Un momento que marcó el torneo
La ejecución de Malinin no solo desató admiración por su audacia, sino también por su precisión técnica. Este salto fue aterrizado con una sola cuchilla, manteniendo el equilibrio sin interrupciones en su presentación. Tras la competencia, un análisis técnico confirmó que su backflip fue calificado como limpio de acuerdo con el reglamento vigente, consolidando su reputación como uno de los patinadores más innovadores de su generación.
Un cambio histórico en las normativas
El backflip había sido prohibido por la Unión Internacional de Patinaje desde la década de 1970, cuando se consideró que el movimiento era excesivamente arriesgado y contrario a la esencia técnica del patinaje artístico. A lo largo de estas décadas, cualquier intento de realizarlo era penalizado severamente. Sin embargo, la ISU revisó su normativa en este ciclo olímpico, levantando la prohibición y permitiendo la técnica bajo ciertas condiciones, aunque sin valorar el salto adicionalmente.

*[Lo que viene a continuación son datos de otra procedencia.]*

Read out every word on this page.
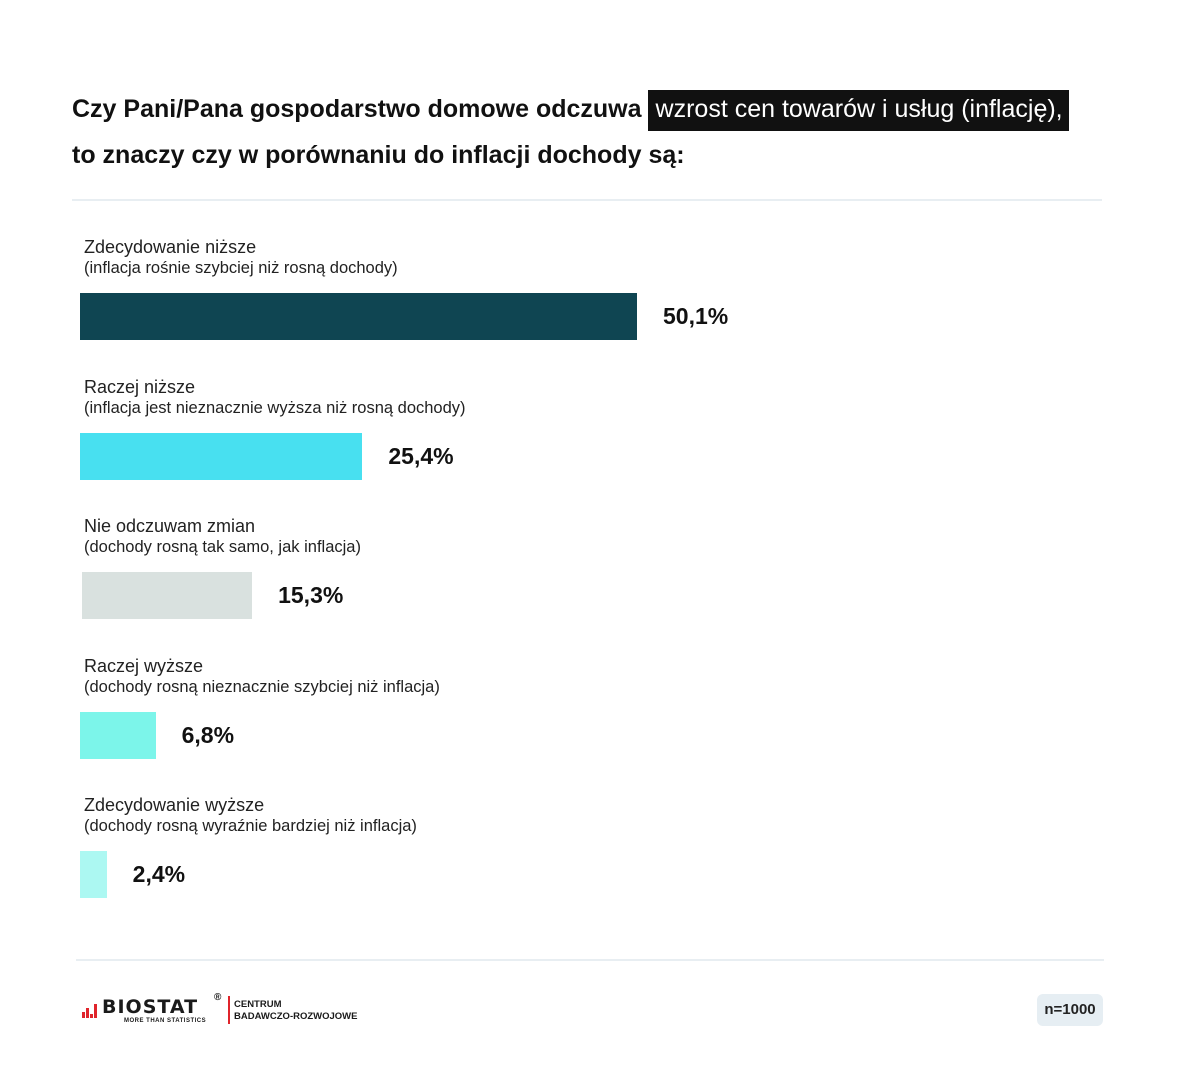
Czy Pani/Pana gospodarstwo domowe odczuwa wzrost cen towarów i usług (inflację),
to znaczy czy w porównaniu do inflacji dochody są:
Zdecydowanie niższe
(inflacja rośnie szybciej niż rosną dochody)
50,1%
Raczej niższe
(inflacja jest nieznacznie wyższa niż rosną dochody)
25,4%
Nie odczuwam zmian
(dochody rosną tak samo, jak inflacja)
15,3%
Raczej wyższe
(dochody rosną nieznacznie szybciej niż inflacja)
6,8%
Zdecydowanie wyższe
(dochody rosną wyraźnie bardziej niż inflacja)
2,4%
BIOSTAT ®
MORE THAN STATISTICS
CENTRUM
BADAWCZO-ROZWOJOWE	n=1000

Una figura disruptiva en el patinaje
Conocido como el “Dios del hielo”, Malinin ya había hecho historia al ser el primer patinador que ejecutó todos los saltos cuádruples reconocidos en competencias oficiales. Su utilización del backflip en un contexto olímpico reafirma su rol como una figura revolucionaria dentro del patinaje artístico moderno. A su joven edad, no solo acumula medallas, sino que también redefine los límites técnicos del deporte.
Un legado que perdurará
La actuación de Malinin en Milán-Cortina desató un debate sobre el futuro del patinaje artístico y la seguridad de los atletas. Sin duda, con este salto innovador, Malinin ha dejado una marca indeleble en la historia olímpica.